Some see releases as mere synchronization tags & nice PR. Some releases are also branches in gerrit but there are none affected by this (latest is 4.12 and it was introduced in 4.13).
As you may know, coreboot distributions (talking of Heads specifically here), take releases tarballs and apply patches where needed on top of it.
In the present case, Heads currently depends on coreboot 4.11, 4.13 and 4.15 for its supported boards. I quickly attempted to backport the relevant patches to 4.13 tarball release, unsuccessfully.
have you checked if the SMM module loader v2 was used in your 4.13 builds? AIUI, it was optional and only enabled on user request.
Thanks Nico for that pointer. Community maintained Heads boards are mostly based on coreboot 4.13 as of now:
# CONFIG_X86_SMM_LOADER_VERSION2 is not set
was hidden in the savedefconfig format stored under Heads repositories for coreboot 4.13 depending boards.
Expending the saved configuration confirms non-usage of SMM2 optional loader and is therefore not considered vulnerable per reported vulnerability.
I would highly doubt other coreboot based distributions would have activated this explicitly, but will depend of the new coreboot pushed defaults from upstream releases. Let's see.
4.15 and 4.16 removed that optional configuration setting (default configuration) and seemed to have switched to SMM2 by default.
Neither coreboot 4.14, 4.15 or 4.16 releases notes explicitly noted the change to SMM2, where 4.13 announces the change. Not sure users are following coreboot discussions, but I hope coreboot distribution maintainers are.
Consequently, all downstream coreboot based distributions, and their users, may stay vulnerable if no new 4.15.1 4.16.1 are released from my understanding until 4.17 is released.

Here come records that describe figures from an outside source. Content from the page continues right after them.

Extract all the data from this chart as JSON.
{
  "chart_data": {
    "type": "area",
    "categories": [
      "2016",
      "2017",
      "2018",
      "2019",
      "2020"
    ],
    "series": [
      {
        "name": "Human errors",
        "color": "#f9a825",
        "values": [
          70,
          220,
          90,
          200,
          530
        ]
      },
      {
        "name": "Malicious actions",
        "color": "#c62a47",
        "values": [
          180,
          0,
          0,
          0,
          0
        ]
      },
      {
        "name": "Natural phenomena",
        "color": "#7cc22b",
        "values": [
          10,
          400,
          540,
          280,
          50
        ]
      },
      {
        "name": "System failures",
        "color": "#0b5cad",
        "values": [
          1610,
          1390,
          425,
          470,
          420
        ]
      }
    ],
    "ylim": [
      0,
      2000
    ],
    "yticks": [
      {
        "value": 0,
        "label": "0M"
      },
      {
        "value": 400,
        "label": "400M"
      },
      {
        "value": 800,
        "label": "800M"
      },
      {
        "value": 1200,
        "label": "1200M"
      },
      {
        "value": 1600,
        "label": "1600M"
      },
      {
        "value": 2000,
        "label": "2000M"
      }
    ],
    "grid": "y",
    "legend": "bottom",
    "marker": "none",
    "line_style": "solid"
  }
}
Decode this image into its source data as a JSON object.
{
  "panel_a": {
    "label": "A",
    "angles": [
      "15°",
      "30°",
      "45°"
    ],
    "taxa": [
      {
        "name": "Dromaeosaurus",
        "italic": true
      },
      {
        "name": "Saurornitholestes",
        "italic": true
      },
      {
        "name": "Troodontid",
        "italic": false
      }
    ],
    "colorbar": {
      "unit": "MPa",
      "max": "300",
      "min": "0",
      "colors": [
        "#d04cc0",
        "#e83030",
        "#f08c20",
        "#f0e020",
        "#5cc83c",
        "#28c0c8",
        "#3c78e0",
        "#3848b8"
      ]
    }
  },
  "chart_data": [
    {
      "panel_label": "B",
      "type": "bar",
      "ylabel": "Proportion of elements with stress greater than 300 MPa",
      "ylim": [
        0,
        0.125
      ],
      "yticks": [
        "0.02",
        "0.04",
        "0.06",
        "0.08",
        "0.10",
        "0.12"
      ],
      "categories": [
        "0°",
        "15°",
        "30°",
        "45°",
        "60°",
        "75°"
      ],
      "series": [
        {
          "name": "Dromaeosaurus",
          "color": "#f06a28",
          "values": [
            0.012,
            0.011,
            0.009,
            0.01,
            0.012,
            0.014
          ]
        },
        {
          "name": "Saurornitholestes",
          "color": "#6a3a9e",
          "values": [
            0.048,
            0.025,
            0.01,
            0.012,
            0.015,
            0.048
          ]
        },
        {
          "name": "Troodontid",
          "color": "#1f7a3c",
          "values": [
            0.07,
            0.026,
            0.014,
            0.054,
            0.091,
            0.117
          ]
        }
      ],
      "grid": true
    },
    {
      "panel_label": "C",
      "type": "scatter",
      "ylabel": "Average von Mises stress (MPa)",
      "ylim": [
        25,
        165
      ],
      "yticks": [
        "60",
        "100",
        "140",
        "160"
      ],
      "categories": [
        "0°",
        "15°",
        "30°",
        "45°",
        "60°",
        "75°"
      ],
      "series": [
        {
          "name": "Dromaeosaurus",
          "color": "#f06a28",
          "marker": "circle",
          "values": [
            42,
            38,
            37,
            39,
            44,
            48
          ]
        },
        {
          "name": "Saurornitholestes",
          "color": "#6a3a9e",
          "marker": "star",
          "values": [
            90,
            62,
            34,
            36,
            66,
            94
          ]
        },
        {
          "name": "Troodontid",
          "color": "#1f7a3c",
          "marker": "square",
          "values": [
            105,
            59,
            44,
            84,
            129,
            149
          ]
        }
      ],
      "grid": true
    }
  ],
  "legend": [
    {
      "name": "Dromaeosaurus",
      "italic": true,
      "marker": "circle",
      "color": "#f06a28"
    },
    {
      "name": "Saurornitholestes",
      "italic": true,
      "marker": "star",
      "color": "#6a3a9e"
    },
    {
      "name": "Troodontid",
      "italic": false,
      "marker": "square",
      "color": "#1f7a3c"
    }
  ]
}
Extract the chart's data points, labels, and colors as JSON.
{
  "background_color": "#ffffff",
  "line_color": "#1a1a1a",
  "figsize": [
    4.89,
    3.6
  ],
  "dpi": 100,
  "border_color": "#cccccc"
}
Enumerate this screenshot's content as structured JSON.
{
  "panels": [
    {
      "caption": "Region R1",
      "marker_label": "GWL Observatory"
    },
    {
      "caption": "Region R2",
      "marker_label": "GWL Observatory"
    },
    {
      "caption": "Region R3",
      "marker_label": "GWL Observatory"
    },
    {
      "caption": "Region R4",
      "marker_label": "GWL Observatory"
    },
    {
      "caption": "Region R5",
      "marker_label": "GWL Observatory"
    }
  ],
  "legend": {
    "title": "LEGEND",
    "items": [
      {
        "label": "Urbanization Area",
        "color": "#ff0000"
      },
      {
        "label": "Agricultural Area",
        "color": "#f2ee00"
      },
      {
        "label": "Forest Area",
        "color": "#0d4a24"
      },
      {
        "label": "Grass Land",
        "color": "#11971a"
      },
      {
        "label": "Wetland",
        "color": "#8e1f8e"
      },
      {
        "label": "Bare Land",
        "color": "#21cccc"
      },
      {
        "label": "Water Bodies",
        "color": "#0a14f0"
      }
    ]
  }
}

A quick exploration of other coreboot distributions I am aware of:
- Skulls uses coreboot master git at time of release (1.0.4 is based on 74d2218cc7 as of december 2021, configs are also saved in savedefconfig and are expected as well, consequently). https://github.com/merge/skulls/releases/tag/1.0.4
- Not so familiar with osboot build system. They store configs in expended full format. Sampled config for x220 was updated last month and seems to be based on coreboot 4.14+ 9probably 4.16), which is deemed to be vulnerable as well. https://notabug.org/osboot/osbmk/src/master/resources/coreboot/x220_8mb
- Not so familiar with libreboot recent buildsystem either. A sampled configuration for x200 shows coreboot config being last updated 4 months ago, making it depend on coreboot 4.14+ which is not showing 4.13 optional SMM2 loader, which also seem to default to SMM2. Hence all their boards (outside of kgpe-d16, kcma-d8 etc depending on older 4.11) being vulnerable as well: https://notabug.org/libreboot/lbmk/src/master/resources/coreboot/x200_8mb/co...
As per my precedent e-mail, I believe all coreboot based distributions (maintainers and their project users) would be grateful to have releases backporting this patchset (4.14? 4.15, 4.16) to properly support their coreboot users. Then being able to do a point release as well without all of them having to point to a random commit, happening in between coreboot releases/maintainers or trying to manually cherry-pick relevant commits and have patches deployed (if their build systems permit that) to have point releases.